Spirit is launching a new daily service to New York, Newark, New Jersey and Indianapolis on Thursday.
Last week, the airline also started service to Nashville International Airport.
The ultra low-cost carrier has added more new passengers in fiscal year 2019 than any other airline at TPA. With the new connections, Spirit will now serve 24 destinations from Tampa.
TPA has served a record 22.2 million passengers for fiscal year 2019 and Spirit has been responsible for nearly 40 percent of the passenger growth, or 437,000 passengers.
The airline's presence in Tampa Bay is also extending, with the announcement of a new partnership with ZooTampa.
Spirit will be the presenting sponsor of the updated Macaw Flyover. The flyover now has a new, longer flight path for the birds and more macaws in the exhibit.
Spirit Chief Commercial Officer Matt Klein on Spirit's plans for the Tampa Bay market:
On Spirit's growth in Tampa: We are about 25 percent larger this year than we were last year in our seat capacity. We peak out at 29 departures per day on our busiest days from here.
The Tampa has been growing overall. We have been 40 percent of new growth of customers at the airport. It's been a great partnership.
Generally speaking, we run one flight a day. Tampa itself is giving us a lot of thoughts on opportunities in the future here in terms of how much more we can do. When you are more than a destination like Tampa is becoming, you can support more flights year round and not just seasonal.
On determining what routes would work for Tampa: In the New York metro area we added service from Newark as well as LaGuardia Airport. Those by themselves tell you how we view Tampa. We would like to do more. When we come from larger cities, it's natural people want to come to Tampa.
We started the Nashville service and earlier this year added San Juan.
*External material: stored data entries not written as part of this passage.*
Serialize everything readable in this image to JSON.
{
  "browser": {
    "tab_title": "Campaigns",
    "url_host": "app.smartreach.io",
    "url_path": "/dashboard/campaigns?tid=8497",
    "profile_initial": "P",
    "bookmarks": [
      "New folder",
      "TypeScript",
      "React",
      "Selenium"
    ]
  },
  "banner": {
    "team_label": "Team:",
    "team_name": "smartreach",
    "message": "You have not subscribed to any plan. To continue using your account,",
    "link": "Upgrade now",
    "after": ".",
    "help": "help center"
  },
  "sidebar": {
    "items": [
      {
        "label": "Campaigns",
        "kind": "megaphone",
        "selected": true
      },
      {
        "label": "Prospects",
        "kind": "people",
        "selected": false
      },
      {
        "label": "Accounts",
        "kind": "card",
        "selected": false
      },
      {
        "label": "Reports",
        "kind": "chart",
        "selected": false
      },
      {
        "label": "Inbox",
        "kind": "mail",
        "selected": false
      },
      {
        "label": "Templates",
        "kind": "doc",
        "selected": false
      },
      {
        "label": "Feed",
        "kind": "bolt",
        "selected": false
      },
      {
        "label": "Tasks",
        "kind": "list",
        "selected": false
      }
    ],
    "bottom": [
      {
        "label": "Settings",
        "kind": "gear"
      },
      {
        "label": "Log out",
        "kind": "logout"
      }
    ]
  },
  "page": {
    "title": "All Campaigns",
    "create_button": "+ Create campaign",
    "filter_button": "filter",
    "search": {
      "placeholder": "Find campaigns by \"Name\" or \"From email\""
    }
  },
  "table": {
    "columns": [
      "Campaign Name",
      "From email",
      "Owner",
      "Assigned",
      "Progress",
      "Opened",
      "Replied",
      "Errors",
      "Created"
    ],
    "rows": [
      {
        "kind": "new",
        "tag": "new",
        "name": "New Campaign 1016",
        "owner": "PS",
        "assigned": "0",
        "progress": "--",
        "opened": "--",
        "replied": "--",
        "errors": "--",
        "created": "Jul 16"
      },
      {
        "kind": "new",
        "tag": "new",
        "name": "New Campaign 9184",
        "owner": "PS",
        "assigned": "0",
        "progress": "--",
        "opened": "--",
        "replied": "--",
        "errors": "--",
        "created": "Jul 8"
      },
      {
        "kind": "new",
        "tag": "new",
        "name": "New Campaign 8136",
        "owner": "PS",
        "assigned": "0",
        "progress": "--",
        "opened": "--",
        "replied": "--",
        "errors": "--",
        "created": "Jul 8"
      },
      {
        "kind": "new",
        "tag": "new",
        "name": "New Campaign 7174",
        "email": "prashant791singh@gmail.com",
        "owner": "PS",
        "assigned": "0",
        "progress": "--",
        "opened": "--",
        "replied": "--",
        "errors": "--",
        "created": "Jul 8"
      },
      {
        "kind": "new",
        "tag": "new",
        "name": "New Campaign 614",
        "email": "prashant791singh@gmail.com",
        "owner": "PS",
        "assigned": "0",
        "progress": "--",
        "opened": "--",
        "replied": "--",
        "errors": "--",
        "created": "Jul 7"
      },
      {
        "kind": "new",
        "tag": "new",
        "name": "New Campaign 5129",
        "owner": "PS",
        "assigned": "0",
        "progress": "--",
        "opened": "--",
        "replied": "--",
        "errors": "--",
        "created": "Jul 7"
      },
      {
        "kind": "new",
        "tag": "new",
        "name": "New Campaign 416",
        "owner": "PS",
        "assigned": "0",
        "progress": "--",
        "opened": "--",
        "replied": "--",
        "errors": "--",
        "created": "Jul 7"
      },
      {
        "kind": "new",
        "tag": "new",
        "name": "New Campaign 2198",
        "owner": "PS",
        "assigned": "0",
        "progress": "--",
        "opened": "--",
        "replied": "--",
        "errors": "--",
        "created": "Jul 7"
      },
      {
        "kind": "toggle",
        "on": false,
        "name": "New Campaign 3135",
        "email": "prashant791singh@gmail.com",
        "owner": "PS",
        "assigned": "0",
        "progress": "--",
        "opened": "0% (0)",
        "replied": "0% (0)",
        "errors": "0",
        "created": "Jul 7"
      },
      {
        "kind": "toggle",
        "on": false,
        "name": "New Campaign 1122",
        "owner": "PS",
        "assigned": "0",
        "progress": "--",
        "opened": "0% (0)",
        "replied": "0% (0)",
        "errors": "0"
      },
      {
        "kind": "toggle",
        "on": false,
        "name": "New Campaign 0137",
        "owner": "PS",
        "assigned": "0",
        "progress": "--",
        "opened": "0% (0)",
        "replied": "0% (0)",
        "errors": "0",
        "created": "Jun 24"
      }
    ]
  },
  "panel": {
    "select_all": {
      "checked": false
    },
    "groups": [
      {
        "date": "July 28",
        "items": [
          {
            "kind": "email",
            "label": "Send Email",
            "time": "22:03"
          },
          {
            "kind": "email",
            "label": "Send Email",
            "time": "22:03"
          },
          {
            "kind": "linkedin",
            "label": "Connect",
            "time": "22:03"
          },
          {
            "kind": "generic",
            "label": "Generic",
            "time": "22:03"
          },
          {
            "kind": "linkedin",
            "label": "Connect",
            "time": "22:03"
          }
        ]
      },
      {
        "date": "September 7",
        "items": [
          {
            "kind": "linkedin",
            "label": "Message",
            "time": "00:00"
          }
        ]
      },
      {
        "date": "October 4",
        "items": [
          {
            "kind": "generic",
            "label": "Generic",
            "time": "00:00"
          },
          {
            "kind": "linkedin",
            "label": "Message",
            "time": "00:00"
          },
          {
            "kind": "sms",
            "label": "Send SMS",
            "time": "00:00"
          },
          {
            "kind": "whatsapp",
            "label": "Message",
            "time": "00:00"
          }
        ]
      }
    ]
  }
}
Puerto Rico overall has been a really good market for us and Tampa feeding into Puerto Rico seemed like a fit.
Our product allows us to be successful in certain kinds of routes that other airlines may not be able to find the same path of success in.
We are looking for two main things pieces to the decision, if there is a natural affinity between city A and city B and if cities are being served by somebody else that fares seem to be too high.
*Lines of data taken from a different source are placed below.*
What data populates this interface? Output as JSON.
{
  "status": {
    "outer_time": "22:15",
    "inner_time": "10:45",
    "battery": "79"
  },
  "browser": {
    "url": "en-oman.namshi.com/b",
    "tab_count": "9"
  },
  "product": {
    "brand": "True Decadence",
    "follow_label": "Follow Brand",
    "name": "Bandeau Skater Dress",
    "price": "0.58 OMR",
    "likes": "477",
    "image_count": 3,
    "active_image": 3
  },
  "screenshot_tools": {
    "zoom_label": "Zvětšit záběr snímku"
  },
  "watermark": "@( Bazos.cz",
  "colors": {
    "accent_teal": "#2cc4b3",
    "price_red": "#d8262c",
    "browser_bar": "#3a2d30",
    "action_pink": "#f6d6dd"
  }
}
It's our obligation to grow markets, grow routes. We just don't take market share, that's not what we do. What we do is make the market bigger overall. When fares are too high, there aren't enough seats.
On getting into large markets: In some airports they are constrained. There's not as many gates available and in some cases no gates available. Or in the case of New York's LaGuardia Airport, it's what is called slot control.
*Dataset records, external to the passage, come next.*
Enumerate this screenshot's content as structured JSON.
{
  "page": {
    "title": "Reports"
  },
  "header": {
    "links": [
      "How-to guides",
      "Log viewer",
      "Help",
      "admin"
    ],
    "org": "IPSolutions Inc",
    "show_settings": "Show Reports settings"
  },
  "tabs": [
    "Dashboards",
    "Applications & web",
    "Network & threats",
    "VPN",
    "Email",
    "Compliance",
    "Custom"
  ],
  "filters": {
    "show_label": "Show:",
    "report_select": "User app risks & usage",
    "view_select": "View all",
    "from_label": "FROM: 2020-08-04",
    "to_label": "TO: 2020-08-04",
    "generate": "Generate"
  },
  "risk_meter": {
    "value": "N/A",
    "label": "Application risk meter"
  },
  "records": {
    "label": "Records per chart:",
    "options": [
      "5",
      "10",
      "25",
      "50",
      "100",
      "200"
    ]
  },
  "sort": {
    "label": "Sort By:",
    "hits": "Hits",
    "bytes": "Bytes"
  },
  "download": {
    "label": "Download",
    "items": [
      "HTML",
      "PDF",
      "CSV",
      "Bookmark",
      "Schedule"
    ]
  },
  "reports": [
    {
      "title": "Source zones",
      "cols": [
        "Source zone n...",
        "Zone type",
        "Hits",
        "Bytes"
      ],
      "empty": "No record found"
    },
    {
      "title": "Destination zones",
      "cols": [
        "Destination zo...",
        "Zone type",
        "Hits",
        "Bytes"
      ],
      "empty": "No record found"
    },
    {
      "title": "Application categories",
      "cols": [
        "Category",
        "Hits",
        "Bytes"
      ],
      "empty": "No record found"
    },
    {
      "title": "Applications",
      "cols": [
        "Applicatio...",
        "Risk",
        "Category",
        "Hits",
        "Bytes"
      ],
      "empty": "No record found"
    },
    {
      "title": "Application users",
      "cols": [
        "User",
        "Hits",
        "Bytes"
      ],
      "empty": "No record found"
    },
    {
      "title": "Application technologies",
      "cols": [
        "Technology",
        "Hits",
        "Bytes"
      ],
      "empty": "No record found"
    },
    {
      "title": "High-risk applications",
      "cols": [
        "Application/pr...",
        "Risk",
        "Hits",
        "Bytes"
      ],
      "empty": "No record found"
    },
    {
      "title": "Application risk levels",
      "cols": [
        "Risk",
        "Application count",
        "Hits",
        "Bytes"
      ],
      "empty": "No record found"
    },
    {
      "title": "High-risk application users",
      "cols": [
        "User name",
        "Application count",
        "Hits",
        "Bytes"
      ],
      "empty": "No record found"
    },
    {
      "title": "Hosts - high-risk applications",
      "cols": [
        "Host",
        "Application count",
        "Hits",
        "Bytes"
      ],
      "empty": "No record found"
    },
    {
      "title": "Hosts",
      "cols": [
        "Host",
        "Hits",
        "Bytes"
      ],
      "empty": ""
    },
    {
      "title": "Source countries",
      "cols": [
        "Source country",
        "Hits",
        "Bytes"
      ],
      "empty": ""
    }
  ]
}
You can only have so many takeoff and landing slots we have access to. We have to make highly prioritized decisions. It's a highly sought after asset.
Here at the Tampa airport, we work closely with them and there's still room for growth here. We utilize our assets, gates as much as we can and we have more seats on airplanes than what most other airlines have and that allows us to spread our cost over more seats and lower fares.
On types of travelers for us, we are primarily a leisure airline for vacationers and people visiting friends and family.
We do care about business travelers and see more so small business owners and not large corporations. We have a big front seat product that's good for someone who is on a business trip.